小林亜津子『QOLって何だろう』――医療とケアの生命倫理

人生100年時代。死期が近づいたとき、長生きすることを優先するか、人生の質を優先するか。そこに生じるさまざまなジレンマを「QOL(生活の質)」というキーワードを手掛かりに書いた『QOLって何だろう』(ちくまプリマー新書)。PR誌「ちくま」に寄せられた哲学者/京都大学名誉教授の加藤尚武先生による書評を公開します。
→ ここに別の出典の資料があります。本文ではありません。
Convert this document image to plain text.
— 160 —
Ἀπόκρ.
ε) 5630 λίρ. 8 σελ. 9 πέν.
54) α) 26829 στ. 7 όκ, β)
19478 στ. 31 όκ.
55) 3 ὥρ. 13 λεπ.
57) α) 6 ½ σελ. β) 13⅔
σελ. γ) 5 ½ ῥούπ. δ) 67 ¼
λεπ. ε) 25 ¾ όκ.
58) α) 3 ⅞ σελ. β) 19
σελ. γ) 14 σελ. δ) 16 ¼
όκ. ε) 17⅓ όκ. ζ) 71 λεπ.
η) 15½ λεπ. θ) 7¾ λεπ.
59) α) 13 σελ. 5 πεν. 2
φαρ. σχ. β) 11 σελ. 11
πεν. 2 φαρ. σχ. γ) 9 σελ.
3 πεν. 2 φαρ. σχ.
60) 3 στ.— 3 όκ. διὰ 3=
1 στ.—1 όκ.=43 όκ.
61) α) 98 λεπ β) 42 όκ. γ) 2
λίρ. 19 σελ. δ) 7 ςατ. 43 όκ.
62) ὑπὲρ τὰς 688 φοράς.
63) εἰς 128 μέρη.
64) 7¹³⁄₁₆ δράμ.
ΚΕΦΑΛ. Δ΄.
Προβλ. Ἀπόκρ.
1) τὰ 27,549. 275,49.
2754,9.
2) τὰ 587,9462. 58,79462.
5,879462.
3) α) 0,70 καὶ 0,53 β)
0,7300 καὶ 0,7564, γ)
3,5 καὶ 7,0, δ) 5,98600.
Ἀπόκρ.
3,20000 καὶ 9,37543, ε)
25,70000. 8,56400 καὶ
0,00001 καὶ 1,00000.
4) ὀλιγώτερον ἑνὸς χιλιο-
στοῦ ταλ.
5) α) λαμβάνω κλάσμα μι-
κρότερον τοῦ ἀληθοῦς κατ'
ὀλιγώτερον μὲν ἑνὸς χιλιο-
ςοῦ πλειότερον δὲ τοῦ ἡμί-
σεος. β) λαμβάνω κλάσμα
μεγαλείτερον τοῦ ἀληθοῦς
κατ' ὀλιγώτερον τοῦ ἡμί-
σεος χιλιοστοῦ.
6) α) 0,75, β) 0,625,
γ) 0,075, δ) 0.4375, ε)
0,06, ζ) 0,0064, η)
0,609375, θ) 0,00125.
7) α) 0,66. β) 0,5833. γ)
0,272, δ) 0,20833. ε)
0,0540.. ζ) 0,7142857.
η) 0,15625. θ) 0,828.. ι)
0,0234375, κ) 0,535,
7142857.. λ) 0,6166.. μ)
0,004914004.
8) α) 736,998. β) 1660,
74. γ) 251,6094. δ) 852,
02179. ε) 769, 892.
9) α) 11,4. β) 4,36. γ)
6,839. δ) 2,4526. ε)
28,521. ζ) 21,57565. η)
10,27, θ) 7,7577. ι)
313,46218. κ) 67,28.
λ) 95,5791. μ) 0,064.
 あなたは高校生である。百歳までの将来像を描いてみよう。十八歳、理工系大学に入学。二十歳、大学院進学を決意する。DNA検査をうけて将来かかる病気のリストが作られる。三十五歳、子どもが二人いる。四十歳、すべての臓器の生涯検診計画が渡される。両親の介護がはじまる。祖父母が死亡。七十歳、両親が百歳で死亡。八十歳、自分の死亡原因がほぼ判明する。百歳までの目標は「寝たきりにならない」である。

 最初に検査したら、その時の臓器の状態に応じて次の検査日程を決めるので、予期しない変化が起こることは極力避けることができる。「明日のことは分からない」という人生観は、もう通用しない。生涯にわたってQOLを管理することが、生きることの具体的な姿である。しかし、QOLには歯の痛みから、死ぬことの恐怖にいたるまで、さまざまな次元の違いがある。

 思春期から、自分が子どもを持って親になるときまで、依存から自立の段階への転換を経験する。自立していないときは、親の命令に従わなくてはならない。親の命令がまったく途絶えるときは、親の介護が始まるときである。

 二十歳であなたは両親が受けなさいと命じた治療を拒否する権利をもつ。自分の将来に対して責任ある判断能力を確立するために、DNA検査をうけて遺伝的要因のチェックをする。日本では、法律上の成人年齢が十八歳に移りつつあるが、健康管理能力の境界は二十歳でよい。しかし、実際には貴方の自己管理能力は不完全で、実質的には両親の判断に従わなくてはならない。二十歳から四十歳までが、名目的自立から実質的自立への転換期である。

 生きる楽しさ、生きる意味、生きているという感覚がQOLである。痛み・高熱・下痢・呼吸困難などの苦しみから解放されたいというのが、QOLの第一歩である。心臓や脳の血管のリスクを少なくしたいというのが、成人病期の典型的なQOLであり、高齢期では、自力で自分の身体を動かすことがQOLの眼目となる。

 治療をうけるとき自分が現に感じている苦痛、どういう治療効果を期待するかを明確にのべて、医師から示される選択肢のひとつを選ばなくてはならない。結婚をしても子どもができない可能性がある。不妊治療が必要になる。子どもができても人工妊娠中絶を選ばざるを得ないかもしれない。子どもの病気や事故にも心の準備が要る。

 QOLには、今の身体的苦しみから解放される、将来の不安から解放される、自力でいきる自己充足感をもつなどの年輪が刻み込まれる。小林亜津子『QOLって何だろう――医療とケアの生命倫理』から、QOLの眼目を年齢順に書き抜いてみよう。あなたは自立的健康管理能力の確立に向けて、一歩を踏み出すだけではない。自分の人生の全体をみて、生きる意味を考えるようになるだろう。